Kemalistlerin yaptıklarını din ile bağdaştırmaya, din usûlüne uydurtmaya uğraşıyorlar; olmuyor. Bu kez, dini Mustafa Kemal'e uydurmaya çabalıyorlar.
Aksi halde din, meşhur Ezher âlimlerinden Şeyh Yusuf ed-Decevi'nin dediği gibi olurdu:
"Ya din ve vatan için, ila'y-ı kelimetullah için savaşan mücahidlerin düşmanlarının, hırsız ve hainlerin karşısına dikilir, büyüklerimizin yolundan gider, yeryüzünün en ileri ve müreffeh toplumu oluruz; ya da bizi gerileten bu dini, hayatımızdan çıkarırız."

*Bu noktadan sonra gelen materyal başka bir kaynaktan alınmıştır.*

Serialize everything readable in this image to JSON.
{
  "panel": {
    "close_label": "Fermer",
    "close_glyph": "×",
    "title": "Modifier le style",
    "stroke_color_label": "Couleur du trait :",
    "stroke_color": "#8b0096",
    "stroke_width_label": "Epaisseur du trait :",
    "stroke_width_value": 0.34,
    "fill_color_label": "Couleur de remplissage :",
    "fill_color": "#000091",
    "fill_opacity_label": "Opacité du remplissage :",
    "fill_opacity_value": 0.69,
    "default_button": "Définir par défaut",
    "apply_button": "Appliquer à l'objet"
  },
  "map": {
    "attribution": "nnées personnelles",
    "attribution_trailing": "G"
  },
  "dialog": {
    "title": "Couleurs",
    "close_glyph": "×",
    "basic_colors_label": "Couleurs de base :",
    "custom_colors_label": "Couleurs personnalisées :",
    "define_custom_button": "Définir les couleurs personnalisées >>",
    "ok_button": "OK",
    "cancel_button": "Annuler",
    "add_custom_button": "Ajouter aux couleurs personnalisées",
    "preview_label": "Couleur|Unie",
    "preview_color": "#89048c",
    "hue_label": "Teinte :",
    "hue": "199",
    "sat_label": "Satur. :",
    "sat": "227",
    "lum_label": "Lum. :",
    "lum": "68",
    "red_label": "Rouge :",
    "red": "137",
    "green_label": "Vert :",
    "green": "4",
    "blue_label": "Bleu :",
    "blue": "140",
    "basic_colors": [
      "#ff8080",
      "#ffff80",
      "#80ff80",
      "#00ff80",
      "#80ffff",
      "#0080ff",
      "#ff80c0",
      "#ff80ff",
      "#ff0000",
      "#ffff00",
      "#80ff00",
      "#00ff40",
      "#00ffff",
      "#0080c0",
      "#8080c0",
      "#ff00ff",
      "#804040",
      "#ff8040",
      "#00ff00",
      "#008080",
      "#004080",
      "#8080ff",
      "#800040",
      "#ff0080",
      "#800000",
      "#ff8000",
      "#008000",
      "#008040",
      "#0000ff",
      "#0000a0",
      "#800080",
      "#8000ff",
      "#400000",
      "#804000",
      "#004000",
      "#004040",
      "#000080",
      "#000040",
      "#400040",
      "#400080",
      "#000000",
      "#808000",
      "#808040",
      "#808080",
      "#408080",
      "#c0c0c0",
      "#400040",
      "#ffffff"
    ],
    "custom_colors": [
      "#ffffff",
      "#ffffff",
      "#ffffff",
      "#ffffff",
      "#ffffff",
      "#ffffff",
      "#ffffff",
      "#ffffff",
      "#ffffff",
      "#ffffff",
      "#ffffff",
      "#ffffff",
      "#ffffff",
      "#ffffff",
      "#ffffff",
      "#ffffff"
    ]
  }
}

Şeyhin ila'y-ı kelimetullah için savaşan mücahidlerden maksadı, Mustafa Kemal ve arkadaşlarıdır. Hırsız, hain ve mücahid düşmanları olarak nitelediği kimseler ise, Sultan Vahdeddin ve biziz. Bu adamın sözlerinden şöyle bir anlam çıkıyor: Bu din ya bize Mustafa Kemal'e saygı ve sevgiyi, muhaliflerine de kin ve öfkeyi emreder; ya da biz bu dini hayatımızdan sileriz.
Anlaşılan adamın Mustafa Kemal'in mücahidliğine, takva ve dürüstlüğüne, bizim de hainliğimize olan inancı, dinine olan inancından daha fazladır.